Idris Ben Kheder, 17, que mora em Grenay, a dez minutos da usina, diz que não se sente assustado por causa do ataque.
De acordo com ele, o pior é que o autor do atentado tentou passar uma imagem de "defensor do Islã" -sobre a cabeça encontrada, havia uma bandeira com inscrições em árabe.
"Ele sujou a religião, pois matou um inocente. E bem durante o mês sagrado para muçulmanos", adicionou Ben Kheder, que é muçulmana e mesmo está cumprindo os rituais do Ramadã.
Jonathan G. diz não ter visto o ataque. "O barulho das sirenes das ambulâncias e dos carros de polícia me assustou. Descobri o que era graças às notícias na internet".

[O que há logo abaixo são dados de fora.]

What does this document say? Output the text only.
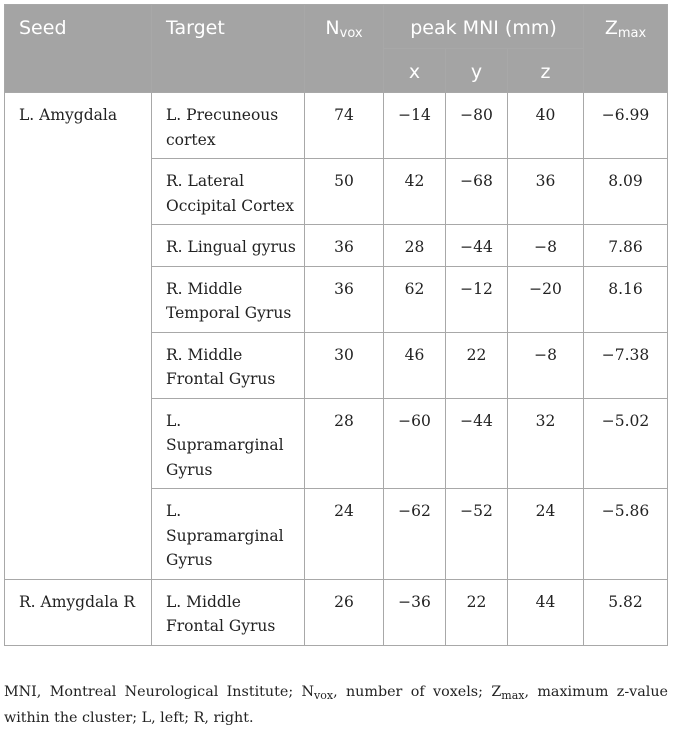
Seed	Target	Nvox	peak MNI (mm)			Zmax
			x	y	z	
L. Amygdala	L. Precuneous cortex	74	−14	−80	40	−6.99
	R. Lateral Occipital Cortex	50	42	−68	36	8.09
	R. Lingual gyrus	36	28	−44	−8	7.86
	R. Middle Temporal Gyrus	36	62	−12	−20	8.16
	R. Middle Frontal Gyrus	30	46	22	−8	−7.38
	L. Supramarginal Gyrus	28	−60	−44	32	−5.02
	L. Supramarginal Gyrus	24	−62	−52	24	−5.86
R. Amygdala R	L. Middle Frontal Gyrus	26	−36	22	44	5.82
MNI, Montreal Neurological Institute; $N_{vox}$, number of voxels; $Z_{max}$, maximum z-value within the cluster; L, left; R, right.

O que o pessoal da prefeitura ouviu não foram sirenes, mas barulho da explosão, da deflagração, pois o prédio fica a cerca de 500 metros do local, afirmou a secretária da Prefeitura de Saint-Quentin-Fallavier, que não quis se identificar.
Com 6.000 habitantes, Saint-Quentin-Fallavier é considerada como uma cidade tranquila, "sem problemas".
"É uma cidade como outras na França, uma mistura de classes populares e classes mais altas. Ela é reconhecida como uma das maiores plataformas de logística do país", explicou Jonhatan.
"Hoje é um dia triste, as escolas do arredor decidiram cancelar as festas do fim do ano. Os franceses estão chocados, mas não esquecem as vítimas da Tunísia e do Kuait, concluiu.